Photo of the total solar eclipse from 2017, taken at the Oregon State Fairgrounds in Salem, USA. (Photo: Dominic Hart/NASA).
One of the oldest recorded eclipses is on a clay tablet from the city of Ugarit, located in modern-day Syria. The city collapsed shortly after the eclipse, making the tablet one of the last things written by anyone there. The inscription on the tablet reads: “… the new moon at ḫiyaru, the sun sets, its gatekeeper is [Rashap].”
The term ḫiyaru refers to a time of year around February/March, and Rashap may represent a planet. Researchers dated the tablet and the eclipse to March 5, 1222 BCE, over 3,000 years ago, when Mars would have been visible near the eclipsed sun. Thanks to this eclipse, we know that Ugarit fell shortly after March 5, 1222 BCE.
Records like this help researchers establish precise dating in the ancient world.
A Day on Earth is Lengthening by One Second Every 55,000 Years
Accurately predicting future eclipses or tracing the paths of historical eclipses requires knowledge of the positions of the sun, moon, and Earth. Computers can track the motion of each body, but the challenge is that these movements are not fixed. As the moon causes tides in the Earth’s oceans, it also gradually drifts away from Earth, resulting in a lengthening of the day on Earth.

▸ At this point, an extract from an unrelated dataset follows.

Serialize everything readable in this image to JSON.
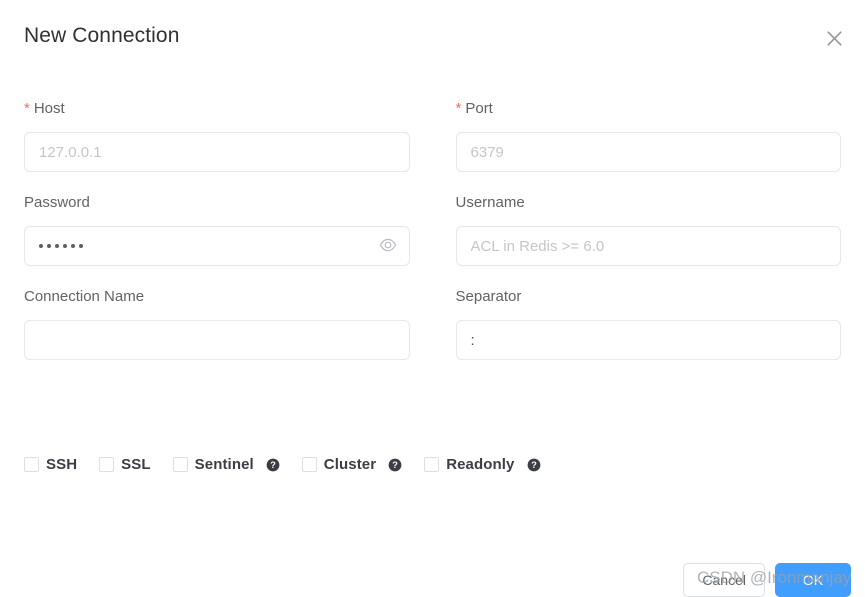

Essentially, the length of a day on Earth is increasing by about 18 microseconds each year, or one second every 55,000 years. Over hundreds or thousands of years, that fraction of a second per day accumulates to several hours.
By determining the timing of eclipses over the past 2,000 years, researchers have mapped out the length of a day on Earth during that same period. The average increase of 18 microseconds per year is just that—an average—though the Earth can sometimes slow down a bit more or a bit less.
Currently, we can measure the changes in the length of a day on Earth with devices, but we would not have been able to record those changes hundreds or thousands of years ago without precise measurements and records of eclipses across millennia and around the world. Total solar eclipses allow us to glimpse into Earth’s history.